Paris Air Show 2025 : explosion des enjeux sécuritaires

Paris Air Show 2025

Présence record de 45 % pour la défense au salon du Bourget, reflet d’une Europe face aux menaces russes et chinoises.

Le Paris Air Show 2025 consacre un point de défense sans précédent : 45 % de l’exposition est dédié à la sécurité, contre environ 30 % en 2023. Ce renforcement s’inscrit dans un contexte où l’OTAN appelle à une augmentation de 400 % des capacités de défense aérienne et à un budget de 3,5–5 % du PIB – notamment pour contrer la menace russe. Avec 2 400 exposants et 200 délégations militaires attendus, l’événement devient un hub de décisions industrielles, politiques et stratégiques. L’Europe, dont les dépenses militaires ont augmenté de 17 % en 2024, met l’accent sur les drones, la défense antimissile et la coopération industrielle, à travers des projets comme la European Sky Shield Initiative. En résumé : le Bourget devient en 2025 le rendez‑vous d’un tournant stratégique mondial.

Exposition défense : 45 % du salon, un bond massif

Le Salon international de l’aéronautique et de l’espace du Bourget 2025 consacre 45 % de sa surface d’exposition aux secteurs de la défense et de la sécurité, contre environ 30 % en 2023. Cette progression de 15 points reflète une mutation structurelle de l’industrie aéronautique vers les enjeux militaires, dictée par l’augmentation des conflits conventionnels et asymétriques depuis 2022. L’essor de la guerre de haute intensité en Ukraine, l’évolution des doctrines OTAN sur la dissuasion, et l’instabilité persistante au Moyen-Orient ont remodelé les priorités des États et des industriels.

Données techniques

Le salon regroupe 2 400 exposants, dont 1 110 sont issus de la filière française, 450 des États-Unis, 120 d’Italie et environ 100 chacun pour le Royaume-Uni et l’Allemagne.
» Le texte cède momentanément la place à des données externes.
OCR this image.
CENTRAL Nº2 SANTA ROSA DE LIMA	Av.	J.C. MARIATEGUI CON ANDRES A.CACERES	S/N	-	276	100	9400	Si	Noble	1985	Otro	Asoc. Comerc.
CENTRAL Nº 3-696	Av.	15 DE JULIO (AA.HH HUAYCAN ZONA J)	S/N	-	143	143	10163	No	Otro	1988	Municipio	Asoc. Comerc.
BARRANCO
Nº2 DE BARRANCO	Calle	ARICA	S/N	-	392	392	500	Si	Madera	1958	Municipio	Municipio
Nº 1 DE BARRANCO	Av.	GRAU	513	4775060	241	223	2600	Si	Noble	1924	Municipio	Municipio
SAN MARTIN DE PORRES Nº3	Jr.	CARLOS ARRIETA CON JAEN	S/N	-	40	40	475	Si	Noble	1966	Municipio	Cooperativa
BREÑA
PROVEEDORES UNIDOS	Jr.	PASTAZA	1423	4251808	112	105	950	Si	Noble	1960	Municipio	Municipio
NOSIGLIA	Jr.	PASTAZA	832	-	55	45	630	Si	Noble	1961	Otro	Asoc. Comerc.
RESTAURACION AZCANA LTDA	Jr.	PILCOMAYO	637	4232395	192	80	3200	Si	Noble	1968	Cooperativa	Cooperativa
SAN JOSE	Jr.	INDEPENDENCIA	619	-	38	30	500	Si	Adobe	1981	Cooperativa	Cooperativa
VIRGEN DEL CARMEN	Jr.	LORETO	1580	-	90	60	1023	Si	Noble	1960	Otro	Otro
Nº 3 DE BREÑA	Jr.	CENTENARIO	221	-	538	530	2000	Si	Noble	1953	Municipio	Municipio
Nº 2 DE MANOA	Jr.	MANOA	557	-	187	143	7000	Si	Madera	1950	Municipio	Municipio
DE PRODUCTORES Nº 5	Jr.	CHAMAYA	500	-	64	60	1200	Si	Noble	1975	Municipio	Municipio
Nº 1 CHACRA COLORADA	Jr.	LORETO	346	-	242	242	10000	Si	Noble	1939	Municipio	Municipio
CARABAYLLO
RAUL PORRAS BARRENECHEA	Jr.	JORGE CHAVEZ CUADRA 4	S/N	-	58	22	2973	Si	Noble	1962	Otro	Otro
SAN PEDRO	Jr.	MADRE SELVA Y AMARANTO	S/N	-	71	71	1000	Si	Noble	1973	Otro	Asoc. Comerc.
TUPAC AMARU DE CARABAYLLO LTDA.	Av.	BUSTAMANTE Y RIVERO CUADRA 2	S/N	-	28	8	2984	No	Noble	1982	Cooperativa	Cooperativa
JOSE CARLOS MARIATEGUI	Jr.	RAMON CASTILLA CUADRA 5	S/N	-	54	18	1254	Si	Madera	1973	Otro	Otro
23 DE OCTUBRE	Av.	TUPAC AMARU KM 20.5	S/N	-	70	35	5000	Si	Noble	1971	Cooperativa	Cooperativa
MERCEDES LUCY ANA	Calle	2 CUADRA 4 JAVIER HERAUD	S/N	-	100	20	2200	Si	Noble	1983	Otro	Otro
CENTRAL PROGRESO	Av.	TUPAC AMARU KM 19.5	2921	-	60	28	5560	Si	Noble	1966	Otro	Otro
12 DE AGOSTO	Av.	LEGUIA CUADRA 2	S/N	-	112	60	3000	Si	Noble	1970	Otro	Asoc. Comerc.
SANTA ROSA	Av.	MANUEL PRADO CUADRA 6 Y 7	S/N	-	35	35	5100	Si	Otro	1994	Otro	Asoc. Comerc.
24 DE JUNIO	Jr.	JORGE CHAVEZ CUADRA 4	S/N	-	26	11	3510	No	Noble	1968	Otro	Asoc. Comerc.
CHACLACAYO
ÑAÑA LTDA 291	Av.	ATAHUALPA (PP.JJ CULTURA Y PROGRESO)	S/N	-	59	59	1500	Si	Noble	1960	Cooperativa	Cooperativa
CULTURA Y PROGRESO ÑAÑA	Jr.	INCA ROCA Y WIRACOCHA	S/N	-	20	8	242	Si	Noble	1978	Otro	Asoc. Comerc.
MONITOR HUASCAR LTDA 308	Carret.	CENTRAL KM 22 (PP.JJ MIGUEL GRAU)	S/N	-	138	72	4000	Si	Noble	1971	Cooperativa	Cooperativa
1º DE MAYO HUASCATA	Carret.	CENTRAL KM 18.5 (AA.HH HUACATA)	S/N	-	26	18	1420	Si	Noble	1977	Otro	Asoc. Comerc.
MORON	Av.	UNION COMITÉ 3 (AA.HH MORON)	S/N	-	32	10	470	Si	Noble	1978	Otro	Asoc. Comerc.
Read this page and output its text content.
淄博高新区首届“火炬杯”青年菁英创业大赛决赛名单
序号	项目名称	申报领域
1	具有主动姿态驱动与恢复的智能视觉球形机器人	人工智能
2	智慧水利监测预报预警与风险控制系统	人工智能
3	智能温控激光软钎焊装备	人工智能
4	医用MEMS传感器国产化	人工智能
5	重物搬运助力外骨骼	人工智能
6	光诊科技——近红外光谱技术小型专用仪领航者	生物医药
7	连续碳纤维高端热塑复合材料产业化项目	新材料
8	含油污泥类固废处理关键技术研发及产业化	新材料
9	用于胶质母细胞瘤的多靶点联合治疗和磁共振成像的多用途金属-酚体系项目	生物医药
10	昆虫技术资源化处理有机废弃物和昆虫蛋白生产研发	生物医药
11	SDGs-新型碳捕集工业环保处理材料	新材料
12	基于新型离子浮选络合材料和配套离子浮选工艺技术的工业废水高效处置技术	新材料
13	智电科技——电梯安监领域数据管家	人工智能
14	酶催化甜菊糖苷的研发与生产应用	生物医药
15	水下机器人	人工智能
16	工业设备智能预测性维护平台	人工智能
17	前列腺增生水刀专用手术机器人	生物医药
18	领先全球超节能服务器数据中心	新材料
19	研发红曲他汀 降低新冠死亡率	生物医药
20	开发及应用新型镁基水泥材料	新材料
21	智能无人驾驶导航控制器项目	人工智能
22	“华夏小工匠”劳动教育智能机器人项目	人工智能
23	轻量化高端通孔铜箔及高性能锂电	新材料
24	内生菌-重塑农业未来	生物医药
En parallèle, 200 délégations militaires officielles sont attendues, représentant les ministères de la Défense, états-majors et directions d’armement de plusieurs continents. Ces chiffres confirment la centralité croissante du Bourget comme plateforme d’interopérabilité et de négociation contractuelle pour les programmes militaires.

Finalité stratégique

Cette montée en charge répond à une triple logique : visibilité technologique, prospection diplomatique et préparation capacitaire. Le salon sert de terrain neutre pour la présentation de nouveaux systèmes d’armes (missiles surface-air, drones MALE, radars passifs), et d’espace de discussion sur les grands programmes structurants (SCAF, ESSI, modernisation des flottes de chasse). Il devient ainsi une interface opérationnelle entre industries de défense, décideurs politiques et chefs militaires, dans un contexte d’expansion des budgets militaires européens.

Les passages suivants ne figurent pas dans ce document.